12. Depois de algum tempo surgiu certa necessidade e voltaram a chamar João. Este, depois de
ter resolvido os assuntos pelos quais tinha vindo, disse: 'Bem, bispo, devolve-me o depósito que eu e
Cristo te confiamos na presença da igreja que presides e que é
testemunha.'
13.
O bispo a princípio ficou
estupefato, acreditando ser vítima de calúnia sobre algum dinheiro que ele não havia recebido: não podia crer no que não tinha
nem podia deixar de crer em João. Quando este lhe disse: 'O
jovem é o que te peço, e a alma do irmão', o ancião
prorrompeu em profundos soluços e, marejado de lágrimas, disse: 'este está
morto'. Como? Morto de quê? 'Está morto para Deus - disse -, pois afastou-se
transformado num perverso, um perdido, e para o cúmulo, um salteador, e agora ocupa
o monte que está frente à igreja, com uma quadrilha de sua mesma índole.'
14. Rasgou o apóstolo sua roupa e, golpeando a cabeça, com grande lamento
exclamou: 'Bom guardião deixei para a alma do irmão! Mas tragam já um cavalo e
alguém que me guie no caminho.' E dali, tal como estava, saiu da igreja e foi-se.

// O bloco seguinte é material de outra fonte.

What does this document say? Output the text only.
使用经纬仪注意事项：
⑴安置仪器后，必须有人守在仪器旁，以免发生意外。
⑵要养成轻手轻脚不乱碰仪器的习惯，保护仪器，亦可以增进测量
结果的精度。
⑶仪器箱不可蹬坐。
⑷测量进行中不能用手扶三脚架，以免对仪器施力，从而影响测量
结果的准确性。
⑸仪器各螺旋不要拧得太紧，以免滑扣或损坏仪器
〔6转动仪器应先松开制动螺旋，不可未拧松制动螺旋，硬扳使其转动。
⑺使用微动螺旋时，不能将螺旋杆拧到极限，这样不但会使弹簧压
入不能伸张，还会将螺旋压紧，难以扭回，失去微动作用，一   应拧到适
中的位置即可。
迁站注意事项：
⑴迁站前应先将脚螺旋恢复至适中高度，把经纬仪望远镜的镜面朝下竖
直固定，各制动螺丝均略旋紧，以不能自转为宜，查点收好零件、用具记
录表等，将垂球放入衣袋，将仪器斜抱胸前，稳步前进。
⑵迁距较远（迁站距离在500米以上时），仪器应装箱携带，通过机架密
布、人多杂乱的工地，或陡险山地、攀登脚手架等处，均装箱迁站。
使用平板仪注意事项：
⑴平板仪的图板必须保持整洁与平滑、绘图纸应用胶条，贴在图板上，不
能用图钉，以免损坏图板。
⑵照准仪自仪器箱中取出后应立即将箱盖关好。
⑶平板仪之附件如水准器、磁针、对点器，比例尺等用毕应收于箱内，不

15. Chegou ao lugar. Os sentinelas dos bandidos deitaram-lhe as mãos, mas ele não fugia nem suplicava, mas aos gritos dizia: 'Para isso vim, levem-me ao
vosso
chefe.'
16. Este, entretanto,
aguardava armado como estava, mas ao reconhecer João naquele que se aproximava, fugiu cheio de vergonha. João o perseguia
com todas suas forças, esquecido de sua idade e gritando:
17. 'Por que foges de mim, filho, de mim, teu pai, desarmado e velho? Tem piedade de mim,
filho, não tema. Ainda tens esperança de vida. Darei conta por ti a Cristo, e se for necessário, com gosto
sofrerei por ti a morte, como o Senhor a sofreu por nós. Por tua vida eu darei
em troca a minha própria. Pára! Tenha fé! Foi Cristo que me
enviou!'"
18. O jovem, ao
ouvi-lo, primeiramente deteve-se, com os olhos baixos; em seguida largou as armas, e tremendo, abraçou-se a ele.
Seus lamentos eram já um discurso de defesa, e suas lágrimas serviam-lhe de
segundo batismo. Apenas ocultava a mão direita.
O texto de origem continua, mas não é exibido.